2018: President Donald Trump tells an annual gathering of political and business elites in Switzerland that economic growth in the U.S. under his “America first” agenda could benefit the globe.

VINDICATOR FILES

1994: Arby’s, which has its origins in Youngstown, announces that it is banning smoking in its company-owned restaurants, the first restaurant chain to do so.

Local reaction to President Bill Clinton’s State of the Union address is largely positive. U.S. Rep. James A. Traficant Jr. of Poland applauds the president for focusing on welfare and health care reform, but says he would have liked to have heard more about trade policy and job creation.

Reid Duhlberger, vice president of the Youngstown Warren Chamber of Commerce, says a 65 percent corporate franchise tax credit has been offered to Penn Plastics, a Pittsburgh manufacturer that is considering relocating to Austintown or Wheeling, W.Va.

1979: New Castle City Council President Eugene DeCaprio says the city’s pension funds are in shaky financial condition.

A former Pennsylvania state construction inspector is indicted in Pittsburgh for allegedly accepting $1,000 in illegal gifts and seeking a $4,500 kickback from the Joseph Bucheit & Sons Co. of Youngstown, prime contractor on a $21 million bridge.

The American Heart Association’s Mahoning Branch opens its drive with a kickoff ceremony featuring Bill Narduzzi and the Youngstown State University football team at Southern Park Mall.

1969: Boardman Police Chief Donald Hawkins resigns, accusing Trustee Harold Perkins of interfering in police department affairs.

Youngstown Public Schools will have $766,711 less general income in 1969 to educate its 27,000 children. That’s due to a defeat of a 12-mill operating levy in November.

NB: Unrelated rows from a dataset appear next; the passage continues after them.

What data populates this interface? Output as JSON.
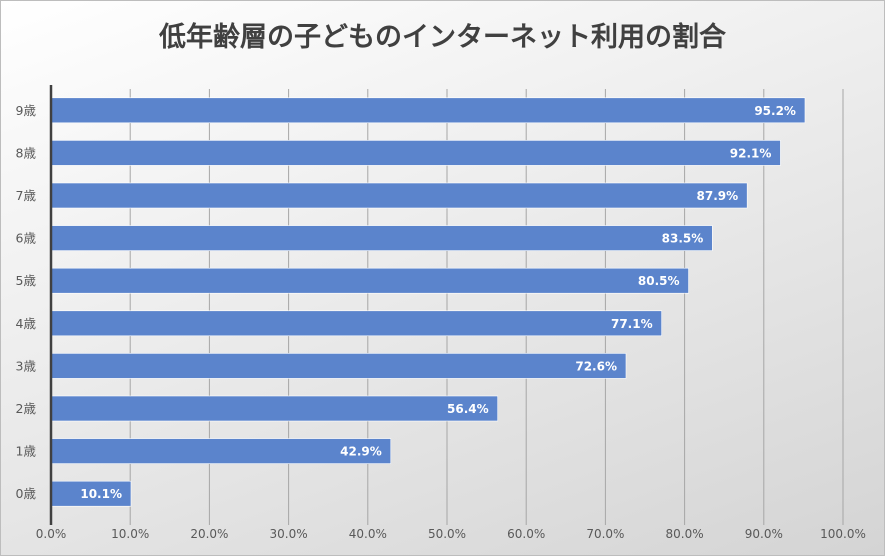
{
  "chart_data": {
    "type": "bar",
    "orientation": "horizontal",
    "title": "低年齢層の子どものインターネット利用の割合",
    "categories": [
      "9歳",
      "8歳",
      "7歳",
      "6歳",
      "5歳",
      "4歳",
      "3歳",
      "2歳",
      "1歳",
      "0歳"
    ],
    "values": [
      95.2,
      92.1,
      87.9,
      83.5,
      80.5,
      77.1,
      72.6,
      56.4,
      42.9,
      10.1
    ],
    "data_labels": [
      "95.2%",
      "92.1%",
      "87.9%",
      "83.5%",
      "80.5%",
      "77.1%",
      "72.6%",
      "56.4%",
      "42.9%",
      "10.1%"
    ],
    "xlabel": "",
    "ylabel": "",
    "xlim": [
      0,
      100
    ],
    "x_ticks": [
      "0.0%",
      "10.0%",
      "20.0%",
      "30.0%",
      "40.0%",
      "50.0%",
      "60.0%",
      "70.0%",
      "80.0%",
      "90.0%",
      "100.0%"
    ],
    "grid": true,
    "legend": "none",
    "bar_color": "#5b84cc"
  }
}
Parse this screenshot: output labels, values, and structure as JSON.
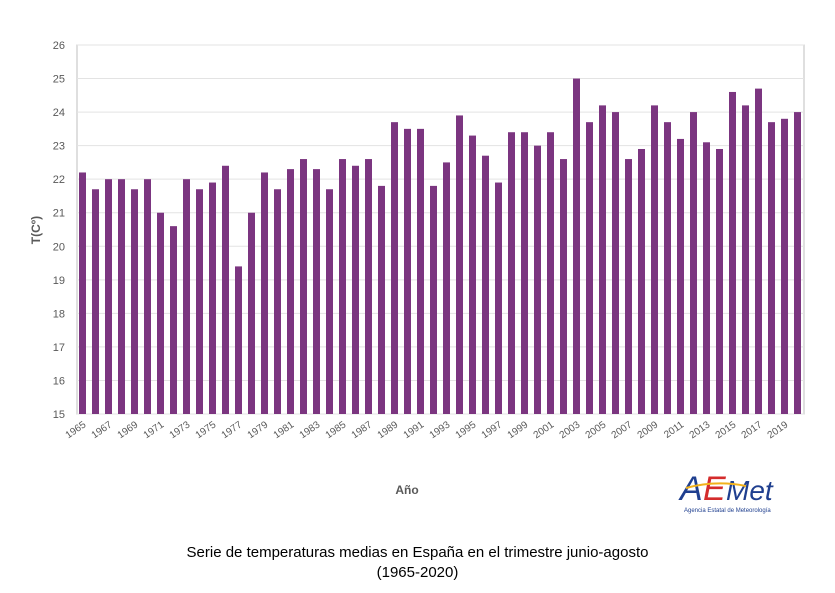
{
  "caption": {
    "line1": "Serie de temperaturas medias en España en el trimestre junio-agosto",
    "line2": "(1965-2020)"
  },
  "logo": {
    "name": "AEMet",
    "subtitle": "Agencia Estatal de Meteorología",
    "colors": {
      "blue": "#1f3f8f",
      "red": "#d42c2c",
      "yellow": "#f2b21b"
    }
  },
  "chart_data": {
    "type": "bar",
    "title": "",
    "xlabel": "Año",
    "ylabel": "T(Cº)",
    "ylim": [
      15,
      26
    ],
    "yticks": [
      15,
      16,
      17,
      18,
      19,
      20,
      21,
      22,
      23,
      24,
      25,
      26
    ],
    "grid": true,
    "bar_color": "#7b3580",
    "x_tick_labels": [
      "1965",
      "1967",
      "1969",
      "1971",
      "1973",
      "1975",
      "1977",
      "1979",
      "1981",
      "1983",
      "1985",
      "1987",
      "1989",
      "1991",
      "1993",
      "1995",
      "1997",
      "1999",
      "2001",
      "2003",
      "2005",
      "2007",
      "2009",
      "2011",
      "2013",
      "2015",
      "2017",
      "2019"
    ],
    "categories": [
      "1965",
      "1966",
      "1967",
      "1968",
      "1969",
      "1970",
      "1971",
      "1972",
      "1973",
      "1974",
      "1975",
      "1976",
      "1977",
      "1978",
      "1979",
      "1980",
      "1981",
      "1982",
      "1983",
      "1984",
      "1985",
      "1986",
      "1987",
      "1988",
      "1989",
      "1990",
      "1991",
      "1992",
      "1993",
      "1994",
      "1995",
      "1996",
      "1997",
      "1998",
      "1999",
      "2000",
      "2001",
      "2002",
      "2003",
      "2004",
      "2005",
      "2006",
      "2007",
      "2008",
      "2009",
      "2010",
      "2011",
      "2012",
      "2013",
      "2014",
      "2015",
      "2016",
      "2017",
      "2018",
      "2019",
      "2020"
    ],
    "values": [
      22.2,
      21.7,
      22.0,
      22.0,
      21.7,
      22.0,
      21.0,
      20.6,
      22.0,
      21.7,
      21.9,
      22.4,
      19.4,
      21.0,
      22.2,
      21.7,
      22.3,
      22.6,
      22.3,
      21.7,
      22.6,
      22.4,
      22.6,
      21.8,
      23.7,
      23.5,
      23.5,
      21.8,
      22.5,
      23.9,
      23.3,
      22.7,
      21.9,
      23.4,
      23.4,
      23.0,
      23.4,
      22.6,
      25.0,
      23.7,
      24.2,
      24.0,
      22.6,
      22.9,
      24.2,
      23.7,
      23.2,
      24.0,
      23.1,
      22.9,
      24.6,
      24.2,
      24.7,
      23.7,
      23.8,
      24.0
    ]
  }
}
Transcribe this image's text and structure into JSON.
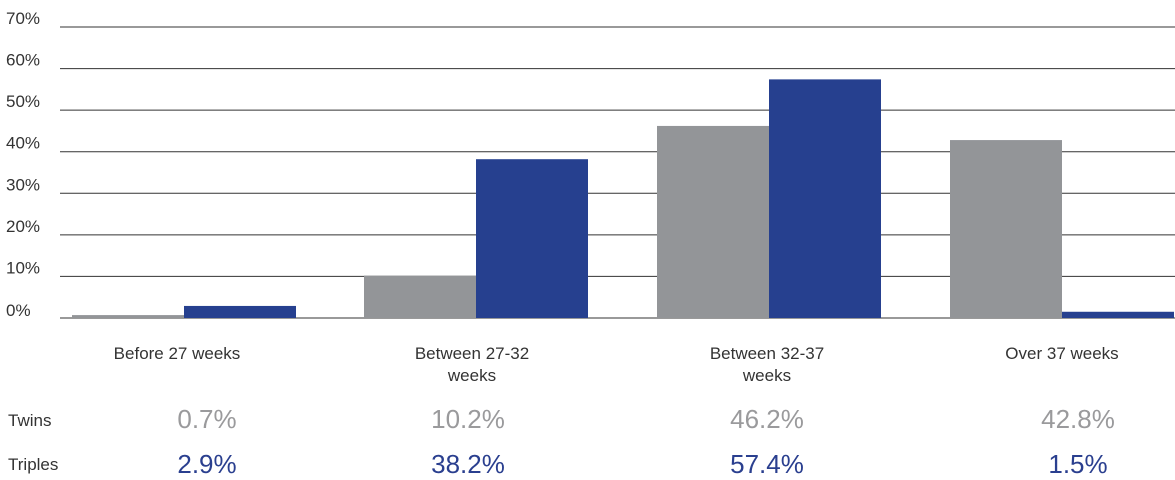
{
  "chart_data": {
    "type": "bar",
    "categories": [
      "Before 27 weeks",
      "Between 27-32 weeks",
      "Between 32-37 weeks",
      "Over 37 weeks"
    ],
    "series": [
      {
        "name": "Twins",
        "values": [
          0.7,
          10.2,
          46.2,
          42.8
        ],
        "color": "#939598"
      },
      {
        "name": "Triples",
        "values": [
          2.9,
          38.2,
          57.4,
          1.5
        ],
        "color": "#26408f"
      }
    ],
    "yticks": [
      "0%",
      "10%",
      "20%",
      "30%",
      "40%",
      "50%",
      "60%",
      "70%"
    ],
    "ylim": [
      0,
      70
    ],
    "grid": true
  },
  "table": {
    "row_labels": {
      "twins": "Twins",
      "triples": "Triples"
    },
    "twins": [
      "0.7%",
      "10.2%",
      "46.2%",
      "42.8%"
    ],
    "triples": [
      "2.9%",
      "38.2%",
      "57.4%",
      "1.5%"
    ]
  },
  "category_labels": [
    "Before 27 weeks",
    "Between 27-32\nweeks",
    "Between 32-37\nweeks",
    "Over 37 weeks"
  ]
}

Boardman High School’s speech team wins the sweepstakes trophy at the Kent Roosevelt High School individual events tournament.

1944: Mahoning County’s scrap paper drive gets underway, and students at Youngstown Covington School already have collected more than a ton.

Ralph Sheely, alias Richard Howard, 22 W. Wood St., a two-time probationer under the jurisdiction of Probation Officer George Hadnett, confesses to furnishing saws used by two army deserters in an escape attempt at Mahoning County Jail.

Walter Mitchell, finance director under former Mayor William Spagnola, was slated for a tax consultant’s job under Mayor Ralph O’Neill, but he turns it down.